Namun para tokoh nasionalis terus berusaha melakukan pembicaraan dan lobi-lobi. Mengingat situasi genting masa-masa kemerdekaan, satu per satu tokoh Islam ini akhirnya mau menerima keputusan tersebut. Pada saat itulah sila pertama diubah menjadi “Ketuhanan Yang Maha Esa”.
Sebab Pancasila merupakan rujukan hukum utama, maka perubahan ini juga berpengaruh terhadap UUD 1945. Misalnya, yang awalnya menggunakan kata “Mukadimah”, berubah menjadi “Pembukaan”. Beberapa pasal yang mengandung unsur Islami pun diubah menjadi lebih umum.
Isi Teks Pancasila
Setelah perubahan isi Piagam Jakarta pada 18 Agustus 1945, isi dari Pancasila pun ditetapkan. Berikut isi teks Pancasila yang menjadi dasar negara Indonesia:
- Ketuhanan Yang Maha Esa
- Kemanusiaan yang Adil dan Beradab
- Persatuan Indonesia
- Kerakyatan yang Dipimpin Oleh Hikmat Kebijaksanaan dalam Permusyawaratan/Perwakilan
- Keadilan Sosial Bagi Seluruh Rakyat Indonesia
Berdasarkan teks di atas, dapat dilakukan penjabaran bahwa sila pertama berarti rakyat Indonesia adalah masyarakat yang bertuhan dan beragama. Masyarakat yang menjunjung tinggi nilai keberserahan diri kepada Tuhan.

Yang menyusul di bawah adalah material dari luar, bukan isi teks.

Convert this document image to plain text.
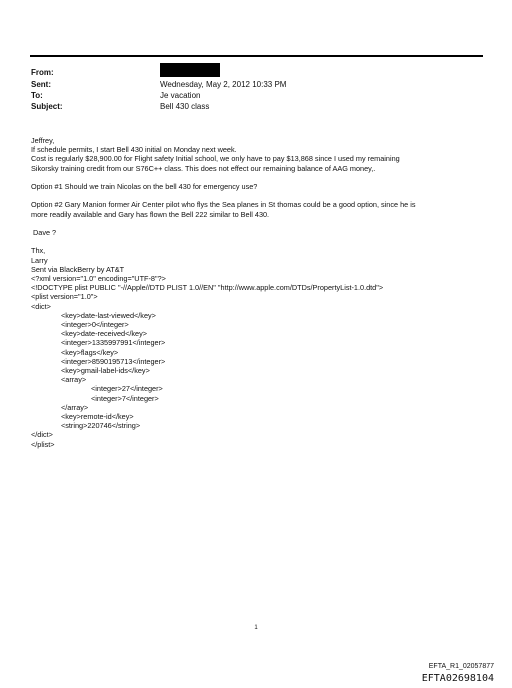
From:
Sent:	Wednesday, May 2, 2012 10:33 PM
To:	Je vacation
Subject:	Bell 430 class

Jeffrey,

If schedule permits, I start Bell 430 initial on Monday next week.

Cost is regularly $28,900.00 for Flight safety Initial school, we only have to pay $13,868 since I used my remaining

Sikorsky training credit from our S76C++ class. This does not effect our remaining balance of AAG money,.

Option #1 Should we train Nicolas on the bell 430 for emergency use?

Option #2 Gary Manion former Air Center pilot who flys the Sea planes in St thomas could be a good option, since he is

more readily available and Gary has flown the Bell 222 similar to Bell 430.

Dave ?

Thx,

Larry

Sent via BlackBerry by AT&T

<?xml version="1.0" encoding="UTF-8"?>

<!DOCTYPE plist PUBLIC "-//Apple//DTD PLIST 1.0//EN" "http://www.apple.com/DTDs/PropertyList-1.0.dtd">

<plist version="1.0">

<dict>

<key>date-last-viewed</key>

<integer>0</integer>

<key>date-received</key>

<integer>1335997991</integer>

<key>flags</key>

<integer>8590195713</integer>

<key>gmail-label-ids</key>

<array>

<integer>27</integer>

<integer>7</integer>

</array>

<key>remote-id</key>

<string>220746</string>

</dict>

</plist>

1
EFTA_R1_02057877
EFTA02698104
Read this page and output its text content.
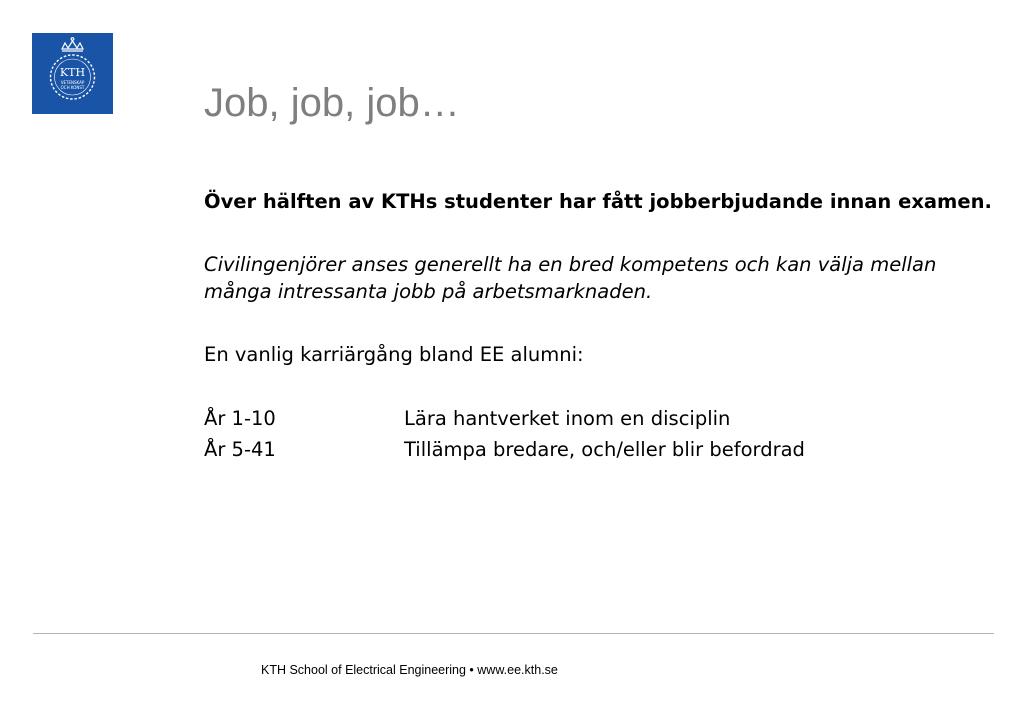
KTH
VETENSKAP
OCH KONST	Job, job, job…

Över hälften av KTHs studenter har fått jobberbjudande innan examen.

Civilingenjörer anses generellt ha en bred kompetens och kan välja mellan många intressanta jobb på arbetsmarknaden.

En vanlig karriärgång bland EE alumni:

År 1-10	Lära hantverket inom en disciplin
År 5-41	Tillämpa bredare, och/eller blir befordrad
KTH School of Electrical Engineering • www.ee.kth.se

Selanjutnya di sila kedua, manusia Indonesia direpresentasikan sebagai makhluk yang sangat menjunjung keadilan. Disini dapat dikatakan bahwa dalam bermasyarakat harus mengutamakan adab atau tata krama. Selain itu juga harus mengetahui batasan-batasan kebebasan.
Dalam sila ketiga, sangat jelas bahwa Indonesia merupakan negara yang mengedepankan kepentingan bersama (persatuan) di atas kepentingan diri sendiri atau kelompok. Sila keempat menunjukkan bahwa bangsa Indonesia memiliki kepribadian yang senantiasa mendengarkan pendapat orang lain. Bukan pribadi yang keras kepala, namun tetap memiliki pendirian.
Sementara sila kelima mengisyaratkan bahwa bangsa Indonesia adalah bangsa yang tidak pandang bulu. Indonesia selalu menerima perbedaan suku, agama, ras, golongan, dan lain-lain. Semua diperlakukan sama terutama di mata hukum. Hal ini tentunya sejalan dengan semboyan negara, yaitu Bhinneka Tunggal Ika yang artinya berbeda-beda tetapi tetap satu.
Baca Juga: Filsafat Pancasila
Fakta Unik Teks Pancasila
Pada 25 Agustus 2019, ada hal unik berkaitan dengan Pancasila. Museum Rekor-Dunia Indonesia mencatat rekor pembacaan teks Pancasila dengan peserta terbanyak. Rekor ini dipecahkan di Boyolali dengan diikuti 37.449 peserta. Piagam penghargaan diterima oleh Bupati Boyolali, Seno Samodro yang memprakarsai kegiatan tersebut.
Dua tahun sebelumnya, tepatnya pada 26 September 2017 diadakan nikah massal di kantor DPRD DI Yogyakarta. Hal yang unik adalah calon pengantin disyaratkan memberikan mahar berupa seperangkat alat shalat dan pembacaan teks Pancasila. Program nikah massal bertema “Nikah Bareng Pancasila Sakti” ini diikuti oleh delapan pasangan.
Tak dapat dipungkiri bahwa keberadaan teks Pancasila amatlah penting bagi Bangsa Indonesia. Oleh karena itu, sebagai warga negara, hendaknya menyikapi dengan bijak. Dengan begitu, apa yang telah dicita-citakan oleh para pendiri bangsa melalui Pancasila dapat terwujud.